Fuck, the first digits of my number are the same as the city code (####)! Not only that some inhabitants of our city type the code of our city before the main telephone number (!So these fools don’t pick up before code 8. so everyone who calls the number the first digits of which (right after the code) come down with the last of mine, fall to me for execution (something like "But, MORG", "Help for fools, I listen to You") But there are fools who try to engage a conversation:
I:(standard) "but, MORG"
Cretin:"A Dime, can you"
I:"We don’t have one, but there’s one on the 2nd shelf"
Cretin:"Can I get it on the phone?"
I:"He is unlikely to be able to talk now"
Cretin:"What about it?"
I:"I don’t know, I haven’t opened it yet"
Question: "Who is who?and "
I am:"Dmitry Gennadyevich!"
Cretin:"Fu...bla... not that!!and "
Kretin:"I need Dmitry Vasilyevich"
I (nearly crashed out of the chair)"We have no such yet"
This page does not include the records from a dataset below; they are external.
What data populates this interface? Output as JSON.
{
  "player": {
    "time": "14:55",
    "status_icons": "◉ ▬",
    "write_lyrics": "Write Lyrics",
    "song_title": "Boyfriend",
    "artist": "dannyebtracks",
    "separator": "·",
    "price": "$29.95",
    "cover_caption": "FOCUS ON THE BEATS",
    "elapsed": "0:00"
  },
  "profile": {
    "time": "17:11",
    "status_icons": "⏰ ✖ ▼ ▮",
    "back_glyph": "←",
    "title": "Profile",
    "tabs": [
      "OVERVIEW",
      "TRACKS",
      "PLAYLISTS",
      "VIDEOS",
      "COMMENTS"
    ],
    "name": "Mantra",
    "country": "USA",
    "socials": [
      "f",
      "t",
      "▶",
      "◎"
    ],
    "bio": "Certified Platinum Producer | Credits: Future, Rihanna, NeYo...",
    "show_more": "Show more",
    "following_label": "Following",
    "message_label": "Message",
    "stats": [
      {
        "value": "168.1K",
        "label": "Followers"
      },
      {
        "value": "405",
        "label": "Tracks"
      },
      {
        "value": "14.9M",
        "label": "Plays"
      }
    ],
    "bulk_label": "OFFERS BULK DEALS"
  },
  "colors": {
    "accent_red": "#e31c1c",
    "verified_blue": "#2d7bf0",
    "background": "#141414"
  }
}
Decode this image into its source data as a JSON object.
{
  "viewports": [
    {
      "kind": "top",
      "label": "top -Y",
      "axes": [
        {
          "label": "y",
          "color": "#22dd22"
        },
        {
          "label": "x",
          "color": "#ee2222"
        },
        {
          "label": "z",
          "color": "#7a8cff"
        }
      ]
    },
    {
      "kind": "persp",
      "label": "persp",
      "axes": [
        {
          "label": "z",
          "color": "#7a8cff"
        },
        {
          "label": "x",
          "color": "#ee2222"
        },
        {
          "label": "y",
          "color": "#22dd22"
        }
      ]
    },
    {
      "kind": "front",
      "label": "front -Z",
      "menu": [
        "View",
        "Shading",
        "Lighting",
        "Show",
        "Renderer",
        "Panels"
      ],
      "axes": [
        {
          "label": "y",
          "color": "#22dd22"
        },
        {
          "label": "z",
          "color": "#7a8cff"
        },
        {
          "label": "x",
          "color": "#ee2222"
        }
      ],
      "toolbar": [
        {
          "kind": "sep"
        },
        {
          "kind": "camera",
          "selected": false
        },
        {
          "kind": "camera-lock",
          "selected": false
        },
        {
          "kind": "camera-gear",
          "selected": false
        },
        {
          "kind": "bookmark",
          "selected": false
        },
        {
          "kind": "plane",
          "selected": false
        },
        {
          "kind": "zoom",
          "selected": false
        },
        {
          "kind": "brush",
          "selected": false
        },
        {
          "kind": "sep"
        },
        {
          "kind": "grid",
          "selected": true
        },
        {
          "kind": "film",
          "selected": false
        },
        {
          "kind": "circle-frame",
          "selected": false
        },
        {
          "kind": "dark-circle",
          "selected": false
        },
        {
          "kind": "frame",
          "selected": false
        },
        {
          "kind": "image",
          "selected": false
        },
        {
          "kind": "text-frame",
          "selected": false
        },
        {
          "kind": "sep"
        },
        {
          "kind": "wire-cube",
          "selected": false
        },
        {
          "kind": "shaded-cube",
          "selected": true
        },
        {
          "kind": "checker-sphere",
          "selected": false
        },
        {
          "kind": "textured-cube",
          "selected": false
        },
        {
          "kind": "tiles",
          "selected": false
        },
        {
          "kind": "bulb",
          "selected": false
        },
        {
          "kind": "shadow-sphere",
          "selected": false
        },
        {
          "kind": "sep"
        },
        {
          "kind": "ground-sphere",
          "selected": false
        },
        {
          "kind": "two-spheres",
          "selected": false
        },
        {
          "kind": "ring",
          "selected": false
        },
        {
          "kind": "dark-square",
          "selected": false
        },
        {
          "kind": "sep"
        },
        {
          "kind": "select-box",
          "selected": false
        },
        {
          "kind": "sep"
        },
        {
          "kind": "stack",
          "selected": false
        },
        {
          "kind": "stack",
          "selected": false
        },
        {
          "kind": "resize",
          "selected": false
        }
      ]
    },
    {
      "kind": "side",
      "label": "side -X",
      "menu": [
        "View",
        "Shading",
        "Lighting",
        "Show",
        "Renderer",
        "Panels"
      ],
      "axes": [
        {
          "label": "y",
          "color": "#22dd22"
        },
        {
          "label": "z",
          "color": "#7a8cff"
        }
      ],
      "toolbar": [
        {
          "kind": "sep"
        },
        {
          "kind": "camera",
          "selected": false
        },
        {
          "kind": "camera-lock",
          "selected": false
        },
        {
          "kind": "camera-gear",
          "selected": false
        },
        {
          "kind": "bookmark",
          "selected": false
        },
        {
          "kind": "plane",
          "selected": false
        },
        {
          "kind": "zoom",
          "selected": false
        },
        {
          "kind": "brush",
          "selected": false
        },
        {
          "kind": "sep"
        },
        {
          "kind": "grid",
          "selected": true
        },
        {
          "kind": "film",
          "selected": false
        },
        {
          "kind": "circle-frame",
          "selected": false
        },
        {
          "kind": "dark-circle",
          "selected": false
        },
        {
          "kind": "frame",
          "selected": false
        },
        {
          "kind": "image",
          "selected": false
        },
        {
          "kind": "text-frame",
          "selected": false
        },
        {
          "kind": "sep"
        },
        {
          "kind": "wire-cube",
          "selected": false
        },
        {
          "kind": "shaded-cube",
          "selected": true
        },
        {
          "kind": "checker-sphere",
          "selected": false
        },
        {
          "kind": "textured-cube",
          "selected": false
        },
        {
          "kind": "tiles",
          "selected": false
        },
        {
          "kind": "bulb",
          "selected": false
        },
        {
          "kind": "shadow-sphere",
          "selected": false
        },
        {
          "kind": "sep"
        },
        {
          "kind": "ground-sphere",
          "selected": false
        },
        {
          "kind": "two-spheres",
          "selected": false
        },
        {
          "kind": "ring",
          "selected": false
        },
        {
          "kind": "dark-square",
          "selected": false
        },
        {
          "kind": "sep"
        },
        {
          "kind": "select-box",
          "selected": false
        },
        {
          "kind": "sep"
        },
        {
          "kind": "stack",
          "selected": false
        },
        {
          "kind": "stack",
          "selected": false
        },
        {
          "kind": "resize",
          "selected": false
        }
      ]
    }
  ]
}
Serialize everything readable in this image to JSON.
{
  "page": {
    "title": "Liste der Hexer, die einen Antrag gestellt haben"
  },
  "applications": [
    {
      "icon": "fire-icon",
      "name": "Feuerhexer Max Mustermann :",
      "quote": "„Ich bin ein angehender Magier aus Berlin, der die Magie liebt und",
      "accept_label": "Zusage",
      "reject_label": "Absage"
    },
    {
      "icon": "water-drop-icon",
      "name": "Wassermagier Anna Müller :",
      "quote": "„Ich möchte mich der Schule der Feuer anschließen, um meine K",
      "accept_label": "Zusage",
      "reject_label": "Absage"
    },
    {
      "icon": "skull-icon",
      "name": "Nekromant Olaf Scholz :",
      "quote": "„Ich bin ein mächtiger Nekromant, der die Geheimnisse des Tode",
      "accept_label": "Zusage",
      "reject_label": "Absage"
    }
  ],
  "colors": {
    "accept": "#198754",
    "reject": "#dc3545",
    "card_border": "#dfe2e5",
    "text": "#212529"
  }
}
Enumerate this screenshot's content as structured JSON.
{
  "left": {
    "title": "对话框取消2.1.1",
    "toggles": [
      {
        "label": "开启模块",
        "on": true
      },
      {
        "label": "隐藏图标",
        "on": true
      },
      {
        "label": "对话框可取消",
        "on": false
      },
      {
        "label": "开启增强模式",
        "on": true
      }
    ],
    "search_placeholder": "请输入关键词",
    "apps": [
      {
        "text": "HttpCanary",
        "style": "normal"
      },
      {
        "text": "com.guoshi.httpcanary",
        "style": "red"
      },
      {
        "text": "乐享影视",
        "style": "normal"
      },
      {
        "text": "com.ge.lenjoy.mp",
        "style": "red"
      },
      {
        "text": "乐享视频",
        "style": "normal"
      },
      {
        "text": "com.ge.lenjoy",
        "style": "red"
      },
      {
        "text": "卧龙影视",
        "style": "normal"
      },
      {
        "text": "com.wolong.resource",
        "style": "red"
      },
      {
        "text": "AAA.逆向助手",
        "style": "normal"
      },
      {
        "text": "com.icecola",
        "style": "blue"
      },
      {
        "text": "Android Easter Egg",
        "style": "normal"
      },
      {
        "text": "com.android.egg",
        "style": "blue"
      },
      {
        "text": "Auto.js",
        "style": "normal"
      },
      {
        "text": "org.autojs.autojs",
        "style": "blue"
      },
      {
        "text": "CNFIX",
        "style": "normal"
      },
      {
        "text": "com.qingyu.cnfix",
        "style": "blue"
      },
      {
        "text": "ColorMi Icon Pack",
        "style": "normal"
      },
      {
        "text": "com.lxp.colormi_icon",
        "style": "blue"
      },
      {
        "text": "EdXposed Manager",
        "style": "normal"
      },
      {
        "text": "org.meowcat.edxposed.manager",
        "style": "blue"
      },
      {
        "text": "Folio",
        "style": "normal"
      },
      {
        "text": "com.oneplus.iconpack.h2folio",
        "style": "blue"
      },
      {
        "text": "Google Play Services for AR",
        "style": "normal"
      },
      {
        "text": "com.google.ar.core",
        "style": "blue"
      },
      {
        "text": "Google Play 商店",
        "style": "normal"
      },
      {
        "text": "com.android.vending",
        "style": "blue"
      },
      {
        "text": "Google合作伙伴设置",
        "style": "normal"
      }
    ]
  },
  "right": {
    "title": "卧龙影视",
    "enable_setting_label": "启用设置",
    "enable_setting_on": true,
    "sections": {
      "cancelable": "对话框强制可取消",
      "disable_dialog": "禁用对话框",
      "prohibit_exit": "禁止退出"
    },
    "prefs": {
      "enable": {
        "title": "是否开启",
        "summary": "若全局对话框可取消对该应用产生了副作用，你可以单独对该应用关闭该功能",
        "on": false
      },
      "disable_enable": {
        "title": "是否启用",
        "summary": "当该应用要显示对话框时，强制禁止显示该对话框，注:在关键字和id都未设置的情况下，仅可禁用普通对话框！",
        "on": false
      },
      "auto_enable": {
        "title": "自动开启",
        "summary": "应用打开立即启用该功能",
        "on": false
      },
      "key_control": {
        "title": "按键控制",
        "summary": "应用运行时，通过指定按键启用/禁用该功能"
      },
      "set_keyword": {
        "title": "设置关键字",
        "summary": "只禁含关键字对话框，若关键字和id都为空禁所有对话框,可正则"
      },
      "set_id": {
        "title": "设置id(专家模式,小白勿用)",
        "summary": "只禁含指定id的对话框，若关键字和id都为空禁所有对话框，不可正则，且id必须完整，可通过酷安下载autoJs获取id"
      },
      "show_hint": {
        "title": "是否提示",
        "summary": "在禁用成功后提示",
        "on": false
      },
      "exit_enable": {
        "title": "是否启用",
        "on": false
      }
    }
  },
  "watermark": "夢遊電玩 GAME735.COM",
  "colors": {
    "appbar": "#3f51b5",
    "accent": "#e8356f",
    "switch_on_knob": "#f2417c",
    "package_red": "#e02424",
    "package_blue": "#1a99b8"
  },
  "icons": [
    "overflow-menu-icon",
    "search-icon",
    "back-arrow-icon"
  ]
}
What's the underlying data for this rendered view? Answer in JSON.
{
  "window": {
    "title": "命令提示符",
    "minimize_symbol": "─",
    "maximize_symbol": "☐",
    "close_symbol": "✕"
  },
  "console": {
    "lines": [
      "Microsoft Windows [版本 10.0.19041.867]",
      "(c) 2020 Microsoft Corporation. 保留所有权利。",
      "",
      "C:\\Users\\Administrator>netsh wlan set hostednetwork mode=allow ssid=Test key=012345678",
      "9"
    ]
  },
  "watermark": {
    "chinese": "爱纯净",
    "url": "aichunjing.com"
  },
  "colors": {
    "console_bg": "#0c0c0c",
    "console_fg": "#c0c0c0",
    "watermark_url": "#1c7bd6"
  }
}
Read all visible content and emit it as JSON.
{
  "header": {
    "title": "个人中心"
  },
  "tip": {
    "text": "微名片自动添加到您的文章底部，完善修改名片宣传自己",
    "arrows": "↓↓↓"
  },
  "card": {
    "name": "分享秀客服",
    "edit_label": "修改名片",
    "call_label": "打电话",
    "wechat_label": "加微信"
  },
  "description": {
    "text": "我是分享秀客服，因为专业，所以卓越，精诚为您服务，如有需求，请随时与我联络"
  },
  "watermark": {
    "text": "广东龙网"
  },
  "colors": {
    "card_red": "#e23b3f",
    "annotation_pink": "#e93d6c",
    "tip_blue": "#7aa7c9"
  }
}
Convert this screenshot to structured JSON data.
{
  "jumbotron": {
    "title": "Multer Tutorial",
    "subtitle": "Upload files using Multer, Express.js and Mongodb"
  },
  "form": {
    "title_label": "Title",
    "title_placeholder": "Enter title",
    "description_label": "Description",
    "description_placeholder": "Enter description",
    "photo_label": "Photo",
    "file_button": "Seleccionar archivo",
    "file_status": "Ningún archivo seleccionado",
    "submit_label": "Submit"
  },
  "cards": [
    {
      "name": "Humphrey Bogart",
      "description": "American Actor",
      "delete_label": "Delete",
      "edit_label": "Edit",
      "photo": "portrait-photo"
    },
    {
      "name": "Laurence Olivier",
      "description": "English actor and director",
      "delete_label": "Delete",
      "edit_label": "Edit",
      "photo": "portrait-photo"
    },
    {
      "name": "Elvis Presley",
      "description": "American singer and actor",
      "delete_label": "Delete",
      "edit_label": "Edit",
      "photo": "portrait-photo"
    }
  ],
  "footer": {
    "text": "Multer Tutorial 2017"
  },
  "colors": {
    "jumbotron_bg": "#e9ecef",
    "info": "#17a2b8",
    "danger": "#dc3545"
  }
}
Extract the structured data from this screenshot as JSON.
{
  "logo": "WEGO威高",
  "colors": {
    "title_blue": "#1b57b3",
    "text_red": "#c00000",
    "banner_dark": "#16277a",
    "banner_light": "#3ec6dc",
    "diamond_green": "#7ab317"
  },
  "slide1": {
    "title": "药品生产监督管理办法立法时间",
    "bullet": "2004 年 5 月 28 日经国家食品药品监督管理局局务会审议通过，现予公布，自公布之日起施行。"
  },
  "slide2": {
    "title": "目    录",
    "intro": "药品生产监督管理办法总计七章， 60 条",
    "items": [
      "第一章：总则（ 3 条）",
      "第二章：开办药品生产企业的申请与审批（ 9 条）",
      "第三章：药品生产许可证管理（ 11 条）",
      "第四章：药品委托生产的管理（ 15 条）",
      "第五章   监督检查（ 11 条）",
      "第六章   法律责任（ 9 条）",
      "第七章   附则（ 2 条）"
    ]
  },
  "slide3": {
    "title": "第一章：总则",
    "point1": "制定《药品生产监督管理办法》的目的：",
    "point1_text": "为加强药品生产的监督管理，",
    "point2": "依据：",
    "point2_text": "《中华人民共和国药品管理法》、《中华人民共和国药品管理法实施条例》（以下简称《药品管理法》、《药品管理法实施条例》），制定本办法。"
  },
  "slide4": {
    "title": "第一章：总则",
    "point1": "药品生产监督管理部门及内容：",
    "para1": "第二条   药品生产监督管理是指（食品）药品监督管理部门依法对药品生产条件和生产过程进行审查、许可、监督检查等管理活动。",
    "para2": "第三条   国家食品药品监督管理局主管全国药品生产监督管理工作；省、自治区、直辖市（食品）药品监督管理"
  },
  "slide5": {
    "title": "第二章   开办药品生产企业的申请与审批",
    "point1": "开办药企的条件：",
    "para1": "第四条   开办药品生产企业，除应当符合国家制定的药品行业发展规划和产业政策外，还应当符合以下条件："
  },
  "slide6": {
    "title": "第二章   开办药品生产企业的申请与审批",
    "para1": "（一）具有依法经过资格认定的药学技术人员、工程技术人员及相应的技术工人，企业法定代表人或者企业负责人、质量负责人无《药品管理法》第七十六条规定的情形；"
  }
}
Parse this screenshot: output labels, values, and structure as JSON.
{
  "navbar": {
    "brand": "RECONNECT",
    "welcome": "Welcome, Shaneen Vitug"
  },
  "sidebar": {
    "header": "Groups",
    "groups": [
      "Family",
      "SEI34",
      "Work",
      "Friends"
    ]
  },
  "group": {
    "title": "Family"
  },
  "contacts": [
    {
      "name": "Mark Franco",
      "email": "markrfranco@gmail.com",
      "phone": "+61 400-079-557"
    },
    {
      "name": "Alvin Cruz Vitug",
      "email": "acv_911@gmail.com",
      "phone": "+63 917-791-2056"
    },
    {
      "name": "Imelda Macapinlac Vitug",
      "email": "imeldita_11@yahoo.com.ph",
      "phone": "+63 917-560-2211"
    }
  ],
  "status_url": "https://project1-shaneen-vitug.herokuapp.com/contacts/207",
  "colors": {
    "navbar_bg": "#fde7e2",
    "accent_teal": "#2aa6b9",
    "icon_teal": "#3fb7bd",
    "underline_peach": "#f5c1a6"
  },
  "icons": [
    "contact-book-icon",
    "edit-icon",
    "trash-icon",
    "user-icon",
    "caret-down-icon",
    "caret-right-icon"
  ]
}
Cretin:"If it is appropriate, let me know that he promised to bring me the flash";
I:"Good" (I cry)
You need to call the other 99 subscribers, whose first phone numbers coincide with the city code, and find out how they mock such fools. Maybe we can organize a club ?
BMA
0 - 06.12.2010 - 14:35 Here the situation happened. The customer complained to the manager - the one, first, sold them the machine with a 85% price rate, and secondly scratched the buyer a slight discount, for allegedly a 30% discount. The boss runs around and speaks with a bad voice, as he can’t decide what to do with the manager: whether to shoot and dismiss, whether to give a prize and raise...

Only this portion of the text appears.